Dans les forêts de Papouasie-Nouvelle-Guinée, des scientifiques ont découvert un nouveau serpent nocturne dont la coloration et le mode de vie discret lui ont longtemps permis de passer inaperçu. Son dos brun rougeâtre sans motif et son ventre clair le rendent semblable aux espèces déjà connues du genre Lielaphis, mais l'analyse génétique et l'étude des écailles ont confirmé : il s'agit de la vingtième espèce de ce genre.
L'espèce a été nommée Lielaphis slashi en l'honneur du guitariste solo de Guns N' Roses, Saul Hudson, connu sous le nom de Slash. Le musicien soutient depuis des décennies les zoos, les musées et les programmes d'étude des reptiles, et c'est précisément cette raison qui a motivé une telle dédicace inhabituelle. Selon les auteurs de la description, un tel nom souligne comment la passion d'une personne peut attirer l'attention sur des groupes entiers d'animaux peu étudiés.
Le premier spécimen a été trouvé en 2006 dans la province de Sandaun, dans une forêt secondaire peu perturbée. À l'époque, l'herpétologiste Christopher Austin l'avait pris pour le Lielaphis parvus déjà décrit. Ce n'est que des années plus tard que les données moléculaires et les différences morphologiques ont montré que le serpent représentait une espèce distincte. Les serpents terrestres nocturnes de Nouvelle-Guinée sont généralement difficiles à détecter : ils sont actifs dans l'obscurité et leur apparence est extrêmement conservatrice.
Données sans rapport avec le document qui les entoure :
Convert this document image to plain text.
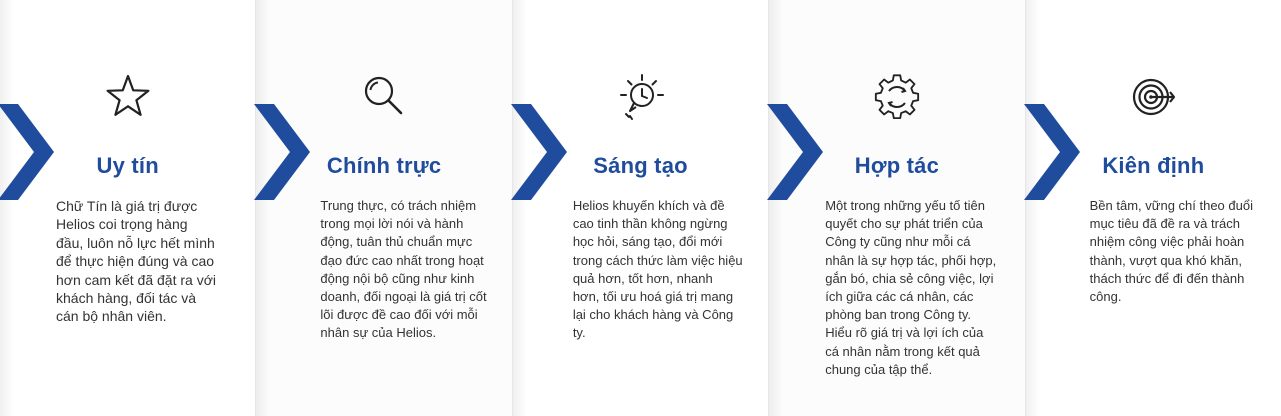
Uy tín
Chữ Tín là giá trị được Helios coi trọng hàng đầu, luôn nỗ lực hết mình để thực hiện đúng và cao hơn cam kết đã đặt ra với khách hàng, đối tác và cán bộ nhân viên.
Chính trực
Trung thực, có trách nhiệm trong mọi lời nói và hành động, tuân thủ chuẩn mực đạo đức cao nhất trong hoạt động nội bộ cũng như kinh doanh, đối ngoại là giá trị cốt lõi được đề cao đối với mỗi nhân sự của Helios.
Sáng tạo
Helios khuyến khích và đề cao tinh thần không ngừng học hỏi, sáng tạo, đổi mới trong cách thức làm việc hiệu quả hơn, tốt hơn, nhanh hơn, tối ưu hoá giá trị mang lại cho khách hàng và Công ty.
Hợp tác
Một trong những yếu tố tiên quyết cho sự phát triển của Công ty cũng như mỗi cá nhân là sự hợp tác, phối hợp, gắn bó, chia sẻ công việc, lợi ích giữa các cá nhân, các phòng ban trong Công ty. Hiểu rõ giá trị và lợi ích của cá nhân nằm trong kết quả chung của tập thể.
Kiên định
Bền tâm, vững chí theo đuổi mục tiêu đã đề ra và trách nhiệm công việc phải hoàn thành, vượt qua khó khăn, thách thức để đi đến thành công.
La Nouvelle-Guinée reste l'une des régions les plus riches en biodiversité de la planète, mais ses forêts sont de plus en plus soumises à la déforestation pour les plantations de café, l'exploitation minière et l'exploitation forestière. On sait encore très peu de choses sur l'histoire naturelle de Lielaphis slashi — comment il se nourrit, où il pond ses œufs, quels sont ses ennemis. Ces lacunes sont typiques de nombreuses espèces de la région : pendant que la science décrit de nouvelles formes, leur habitat change déjà.
Nommer une espèce en l'honneur d'une personne célèbre n'est pas simplement un hommage. Cela rappelle que la conservation de la nature nécessite des alliés issus de domaines très divers — de la science à la musique. Chaque nouvelle espèce décrite rend les menaces plus concrètes et incite à réfléchir à combien d'autres créatures « invisibles » disparaîtront avant que nous ayons le temps de les remarquer.
En décrivant Lielaphis slashi, les chercheurs soulignent que même dans les tropiques apparemment bien étudiés, il reste des pans entiers de vie nécessitant une attention particulière. Sans inventaire et protection en temps voulu des habitats, beaucoup de ces espèces pourraient disparaître sans même avoir reçu de nom.